When wine coneisseurs wed, the vino offerings are as important as the entrees, the cake… and possibly the fashion. Some cut right to the chase, choosing to marry in a reputable wine bar, a restaurant with a wine list of biblical proportions, or at a favorite vineyard. For the rest of us, however, getting guests to appreciate–and not simply chug–the painstakingly paired and selected wines requires more creative measures.
1. Work with the Catering Director to Spice Up Your Selection
Most catering directors don’t anticipate couples in the current economic climate will be looking to add costs to their wedding reception, and therefore the wine offering tends to be similar to what you’d find at Dominick’s or Jewel-Osco.

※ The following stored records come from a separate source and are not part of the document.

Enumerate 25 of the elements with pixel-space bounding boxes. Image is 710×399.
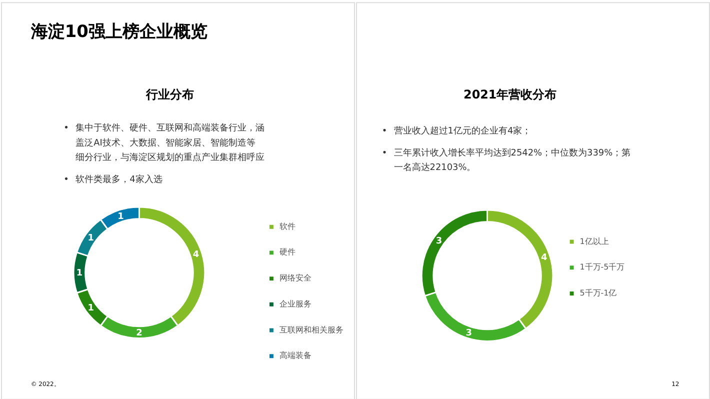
legend-label: 5千万-1亿	[580, 288, 617, 298]
legend-label: 1千万-5千万	[580, 262, 625, 272]
chart-title: 海淀10强上榜企业概览	[30, 20, 208, 41]
legend-label: 企业服务	[279, 299, 312, 308]
chart-subtitle: 2021年营收分布	[464, 88, 557, 102]
legend-label: 互联网和相关服务	[279, 325, 344, 334]
data-label: 1	[88, 304, 94, 314]
legend-label: 网络安全	[279, 274, 312, 283]
legend-label: 硬件	[279, 248, 296, 257]
data-label: 3	[466, 328, 472, 338]
legend-label: 1亿以上	[580, 236, 609, 246]
data-label: 3	[436, 236, 442, 246]
data-label: 4	[540, 253, 548, 264]
legend-label: 软件	[279, 222, 296, 231]
chart-subtitle: 行业分布	[145, 88, 194, 102]
data-label: 4	[192, 250, 200, 260]
data-label: 1	[88, 233, 94, 244]
data-label: 1	[76, 268, 83, 279]
text: • 营业收入超过1亿元的企业有4家；	[382, 125, 532, 136]
data-label: 1	[118, 212, 124, 222]
data-label: 2	[136, 328, 142, 338]
legend-label: 高端装备	[279, 351, 312, 360]
text: • 三年累计收入增长率平均达到2542%；中位数为339%；第一名高达22103%。	[382, 147, 631, 174]
text: • 集中于软件、硬件、互联网和高端装备行业，涵盖泛AI技术、大数据、智能家居、智能制造等细分行业，与海淀区规划的重点产业集群相呼应	[64, 122, 265, 164]
text: • 软件类最多，4家入选	[64, 174, 162, 186]
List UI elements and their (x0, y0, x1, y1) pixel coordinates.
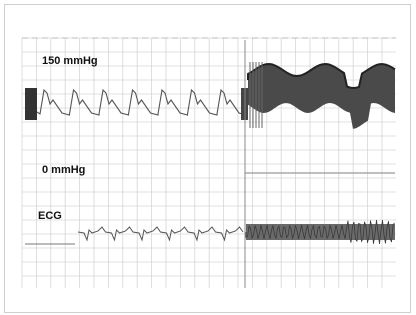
label-0-mmhg: 0 mmHg (42, 164, 85, 176)
page: 150 mmHg 0 mmHg ECG (() => { const data … (0, 0, 416, 315)
label-150-mmhg: 150 mmHg (42, 55, 98, 67)
artifact-block (25, 88, 37, 120)
label-ecg: ECG (38, 210, 62, 222)
recording-strip: 150 mmHg 0 mmHg ECG (0, 0, 416, 315)
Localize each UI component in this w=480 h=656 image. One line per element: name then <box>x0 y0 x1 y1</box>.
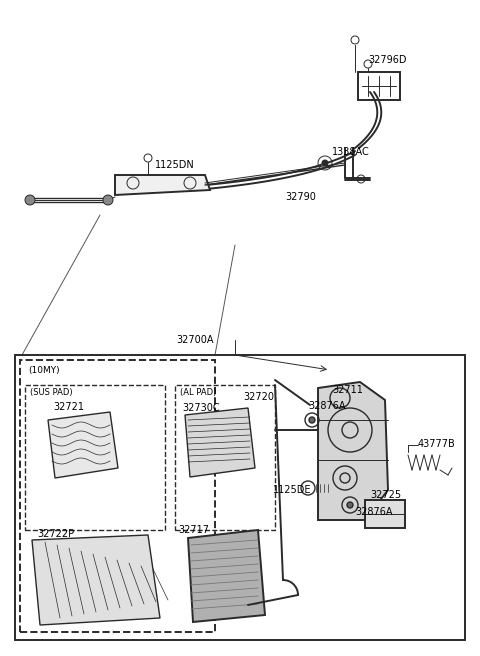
Text: 32790: 32790 <box>285 192 316 202</box>
Text: (10MY): (10MY) <box>28 365 60 375</box>
Bar <box>25 385 165 530</box>
Polygon shape <box>318 382 388 520</box>
Bar <box>20 360 215 632</box>
Text: 32721: 32721 <box>53 402 84 412</box>
Text: 1125DE: 1125DE <box>273 485 312 495</box>
Text: 43777B: 43777B <box>418 439 456 449</box>
Text: 32796D: 32796D <box>368 55 407 65</box>
Polygon shape <box>185 408 255 477</box>
Text: 32720: 32720 <box>243 392 274 402</box>
Circle shape <box>309 417 315 423</box>
Text: 32722P: 32722P <box>37 529 74 539</box>
Bar <box>175 385 275 530</box>
Text: 1125DN: 1125DN <box>155 160 195 170</box>
Circle shape <box>25 195 35 205</box>
Text: 32700A: 32700A <box>176 335 214 345</box>
Text: (AL PAD): (AL PAD) <box>180 388 216 398</box>
Bar <box>365 500 405 528</box>
Text: (SUS PAD): (SUS PAD) <box>30 388 72 398</box>
Circle shape <box>347 502 353 508</box>
Polygon shape <box>115 175 210 195</box>
Polygon shape <box>48 412 118 478</box>
Circle shape <box>322 160 328 166</box>
Text: 1338AC: 1338AC <box>332 147 370 157</box>
Text: 32876A: 32876A <box>308 401 346 411</box>
Text: 32725: 32725 <box>370 490 401 500</box>
Bar <box>358 72 400 100</box>
Text: 32730C: 32730C <box>182 403 220 413</box>
Polygon shape <box>32 535 160 625</box>
Text: 32876A: 32876A <box>355 507 393 517</box>
Polygon shape <box>188 530 265 622</box>
Text: 32711: 32711 <box>332 385 363 395</box>
Circle shape <box>103 195 113 205</box>
Text: 32717: 32717 <box>178 525 209 535</box>
Bar <box>15 355 465 640</box>
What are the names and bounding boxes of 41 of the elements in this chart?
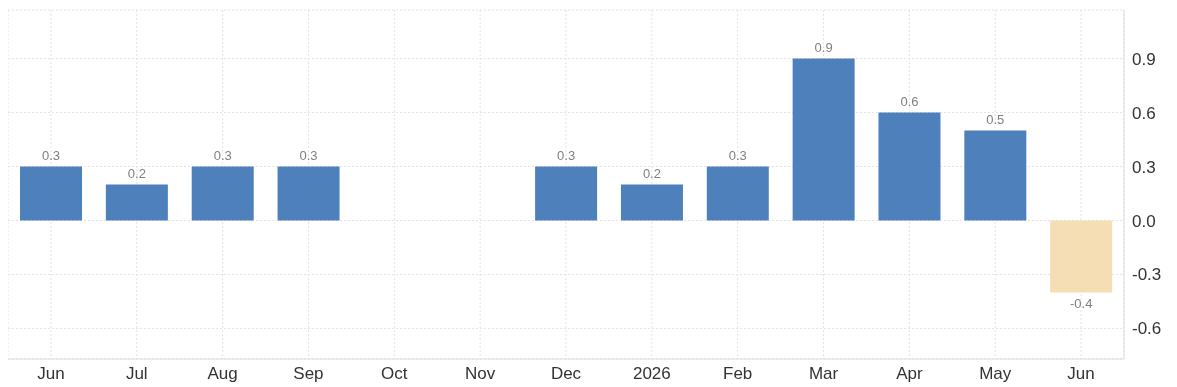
bar bbox=[1050, 220, 1113, 293]
bar bbox=[706, 166, 769, 221]
bar bbox=[878, 112, 941, 221]
y-tick-label: 0.0 bbox=[1132, 211, 1156, 231]
x-tick-label: 2026 bbox=[632, 364, 671, 384]
data-label: 0.3 bbox=[728, 147, 747, 163]
y-tick-label: -0.6 bbox=[1132, 319, 1162, 339]
x-tick-label: Apr bbox=[896, 364, 923, 384]
bar bbox=[964, 130, 1027, 221]
x-tick-label: Feb bbox=[723, 364, 753, 384]
data-label: 0.5 bbox=[986, 111, 1005, 127]
data-label: 0.3 bbox=[299, 147, 318, 163]
bar bbox=[535, 166, 598, 221]
bar bbox=[20, 166, 83, 221]
bar bbox=[191, 166, 254, 221]
x-tick-label: Jul bbox=[125, 364, 148, 384]
x-tick-label: Mar bbox=[808, 364, 839, 384]
x-tick-label: May bbox=[979, 364, 1012, 384]
y-tick-label: 0.3 bbox=[1132, 157, 1156, 177]
data-label: 0.2 bbox=[642, 165, 661, 181]
x-tick-label: Jun bbox=[37, 364, 65, 384]
data-label: 0.6 bbox=[900, 93, 919, 109]
data-label: 0.3 bbox=[213, 147, 232, 163]
data-label: -0.4 bbox=[1069, 296, 1093, 312]
data-label: 0.2 bbox=[127, 165, 146, 181]
x-tick-label: Oct bbox=[381, 364, 408, 384]
data-label: 0.3 bbox=[557, 147, 576, 163]
bar bbox=[792, 58, 855, 221]
data-label: 0.3 bbox=[41, 147, 61, 163]
y-tick-label: 0.6 bbox=[1132, 103, 1156, 123]
bar bbox=[277, 166, 340, 221]
x-tick-label: Aug bbox=[207, 364, 238, 384]
y-tick-label: 0.9 bbox=[1132, 49, 1156, 69]
data-label: 0.9 bbox=[814, 39, 833, 55]
x-tick-label: Sep bbox=[293, 364, 324, 384]
x-tick-label: Jun bbox=[1067, 364, 1095, 384]
bar bbox=[105, 184, 168, 221]
x-tick-label: Nov bbox=[465, 364, 496, 384]
y-tick-label: -0.3 bbox=[1132, 265, 1162, 285]
x-tick-label: Dec bbox=[550, 364, 582, 384]
bar bbox=[620, 184, 683, 221]
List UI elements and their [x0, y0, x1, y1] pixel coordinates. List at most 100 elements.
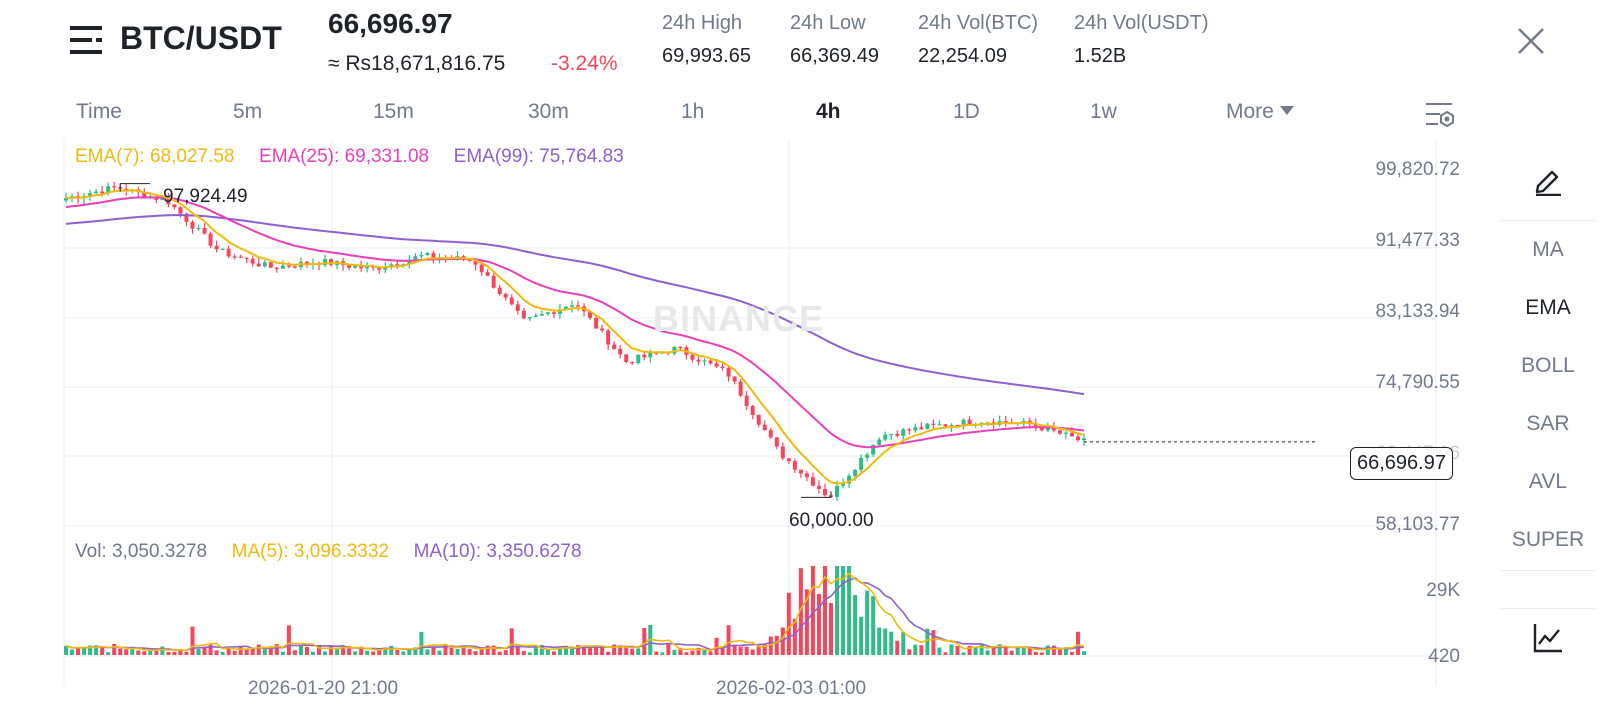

But if you do want to see a more sophisticated selection, simply ask.
For my own upcoming May wedding, we learned this first-hand at our food tasting. My father asked if we were being served authentic Champagne and was informed that it was Prosecco. My family took many trips to France in my childhood, and French wine is significant to us, so we asked for an upgrade. The catering director was happy to comply, and offered either a higher end French sparkling wine for an extra $5 a bottle, or a $10 per bottle corkage fee if we decided to bring our own Champagne in. We are still trying to decide which option to choose, but the fact that we aren’t strictly limited to one option is great.
2. Work It Into the Table Decor
If the dinner wine was selected because of its significance to the bride and groom, include the anecdote somewhere on the table. If individual menus are being printed, list the wine at the top and a few sentences about the selection. “The groom proposed to the bride over a bottle of this very same NV Duval Leroy Cuvee Paris Champagne,” or “With your spring greens and poached pear salad, please enjoy the bride’s favorite white wine: the 2007 Gustave Lorentz Pinot Gris from Alsace, France.”
Not only does drawing attention to the wine selection alert guests that this is something more sophisticated than they could find at 7-11, but knowing that you went to great lengths to share an important wine with them will make them feel honored.
3. Pair for the Course
Knowledgeable wine buffs love sharing facts about favorite wines with others. Provide little cheat index cards for the dinner servers. As servers deliver the first course (soup, salad, appetizer, etc.) and table wine to the table, they can read from the index card and educate your guests on the selection. For instance: “The bride and groom have paired the candied walnut and goat cheese salad with the 2007 O’Reilly’s Riesling from Yakima Valley, Washington. This clean Riesling with notes of melon and citrus dispels the myth that all Rieslings are sugary sweet, and will perfectly compliment the flavors in your salad.”
For the main course, since many brides and grooms offer choice of chicken, beef, fish or vegetarian, have the servers bring around a white and a red wine, and say simply, “We’re recommending the 2006 Wall Cellars Cabernet Sauvignon from Napa with the filet mignon, and the 2007 La Terre Chardonnay with the grilled salmon.” This way, no one is confined to any one wine, but they hear the recommended pairings and will pay closer attention to how the wine stands up to their meals.
Now I’d like to pick YOUR brains. At my wedding reception–only eight weeks away–we’re serving a filet mignon with zucchini-wrapped shrimp, a hay-roasted organic Amish chicken, and a vegetarian pasta dish with a tomato-based sauce. I’ve got my ideas, but I want to hear yours. Since the beef dish includes shellfish, what would you recommend? What whites would bring out the flavors in the chicken? What should we serve with the vegetarian pasta?